Bruckner, no admirer of recent Israeli governments, nevertheless suspects that supporters of the Palestinians are essentially Europeans pursuing their own guilt trips in a foreign theatre. He agrees with Bernard Lewis’s remark that for many people, “the Arabs are in truth nothing more than a stick for beating the Jews.”
Actually, that means they’re not pursuing their own guilt trips, but scape-goating the Jews. In other words, the one place they’ll allow themselves to stop guilting themselves and go after someone else, is when it comes to the Jews.
Why do those who love the Palestinians never march for the Chechens, the Tibetans, the Sudanese, the Congolese? People who speechify endlessly on the Palestinians show no interest in the Uighurs. Those who care about only one of the world’s downtrodden peoples naturally arouse suspicion that something other than humanitarian feeling is behind their rhetoric.

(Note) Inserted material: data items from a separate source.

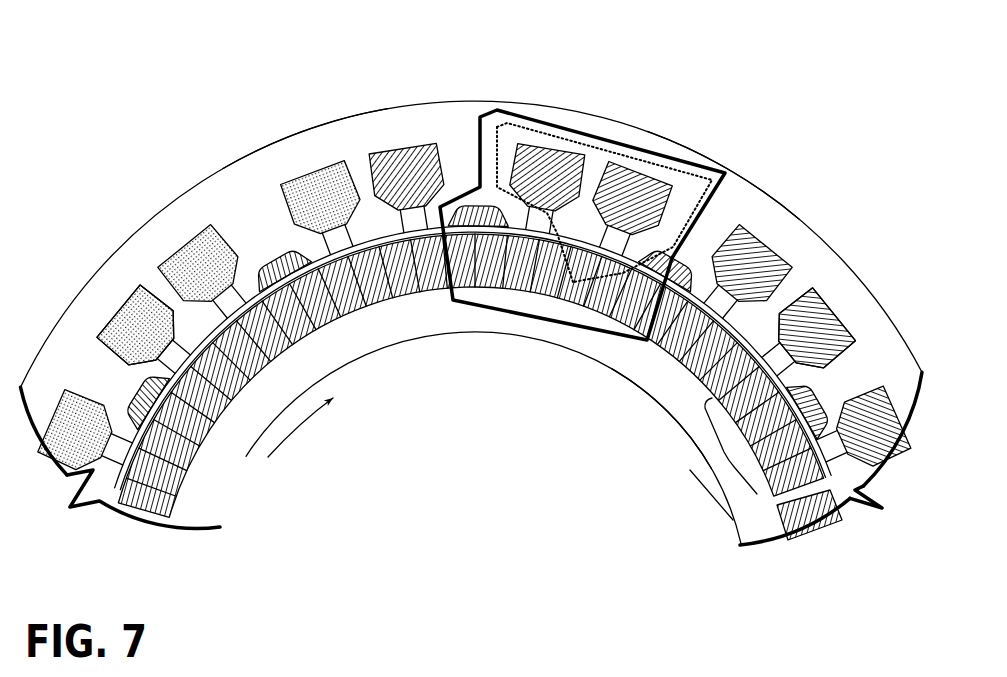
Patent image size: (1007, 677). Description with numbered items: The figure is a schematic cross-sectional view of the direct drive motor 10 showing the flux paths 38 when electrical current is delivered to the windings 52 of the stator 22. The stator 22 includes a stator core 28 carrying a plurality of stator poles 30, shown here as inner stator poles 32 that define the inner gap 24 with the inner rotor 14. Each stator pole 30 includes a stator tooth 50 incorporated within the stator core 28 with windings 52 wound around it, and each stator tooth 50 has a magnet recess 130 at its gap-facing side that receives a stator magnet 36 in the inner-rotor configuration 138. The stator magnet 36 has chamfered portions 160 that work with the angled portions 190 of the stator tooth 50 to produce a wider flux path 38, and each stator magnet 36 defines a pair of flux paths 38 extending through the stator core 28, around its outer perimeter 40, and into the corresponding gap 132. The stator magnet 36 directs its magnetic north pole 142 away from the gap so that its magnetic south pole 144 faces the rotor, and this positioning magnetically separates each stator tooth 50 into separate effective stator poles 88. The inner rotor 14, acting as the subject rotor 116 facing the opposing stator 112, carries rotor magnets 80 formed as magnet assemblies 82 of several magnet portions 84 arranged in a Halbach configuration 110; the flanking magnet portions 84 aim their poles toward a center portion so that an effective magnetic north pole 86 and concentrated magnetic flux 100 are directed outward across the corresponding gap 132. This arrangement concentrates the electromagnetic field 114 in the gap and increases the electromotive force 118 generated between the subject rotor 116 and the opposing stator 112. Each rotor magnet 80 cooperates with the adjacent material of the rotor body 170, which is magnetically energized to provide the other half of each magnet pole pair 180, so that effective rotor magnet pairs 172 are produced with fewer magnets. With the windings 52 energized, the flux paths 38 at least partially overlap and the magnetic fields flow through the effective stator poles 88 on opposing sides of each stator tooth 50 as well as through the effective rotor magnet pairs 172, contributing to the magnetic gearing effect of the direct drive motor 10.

The direct drive motor 10 is at (745, 100).
The inner rotor 14 is at (717, 505).
The stator 22 is at (77, 287).
The inner gap 24 is at (107, 507).
The stator core 28 is at (747, 202).
The stator pole 30 is at (866, 358).
The inner stator pole 32 is at (866, 425).
The stator magnet 36 is at (860, 475).
The flux path 38 is at (530, 216).
The outer perimeter 40 is at (75, 462).
The stator tooth 50 is at (52, 345).
The windings 52 is at (122, 300).
The rotor magnet 80 is at (217, 443).
The magnet assembly 82 is at (240, 407).
The magnet portion 84 is at (312, 318).
The effective magnetic north pole 86 is at (500, 232).
The effective stator pole 88 is at (240, 300).
The magnetic flux 100 is at (493, 110).
The Halbach configuration 110 is at (673, 392).
The opposing stator 112 is at (747, 173).
The electromagnetic field 114 is at (637, 133).
The subject rotor 116 is at (767, 557).
The electromotive force 118 is at (325, 425).
The magnet recess 130 is at (270, 253).
The corresponding gap 132 is at (750, 327).
The inner-rotor configuration 138 is at (325, 113).
The magnetic north pole 142 is at (568, 310).
The magnetic south pole 144 is at (553, 298).
The chamfered portion 160 is at (133, 320).
The rotor body 170 is at (410, 313).
The rotor magnet pair 172 is at (703, 463).
The magnet pole pair 180 is at (688, 147).
The angled portion 190 is at (898, 458).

Europe displays its paralytic guilt complex, Bruckner notes, even on its common currency. Once the great artists of Europe (and some not-so-great monarchs and politicians) appeared on European money. Travellers in Europe found themselves paying their bills in Michelangelo, Cervantes or Voltaire. No longer. The European heritage has disappeared from the cash, to be replaced by unidentifiable arches, bridges and doors. Artists are too blatantly specific — too European, in fact. Chastened by its history and terrified by its enemies, Europe prefers to advertise nothingness.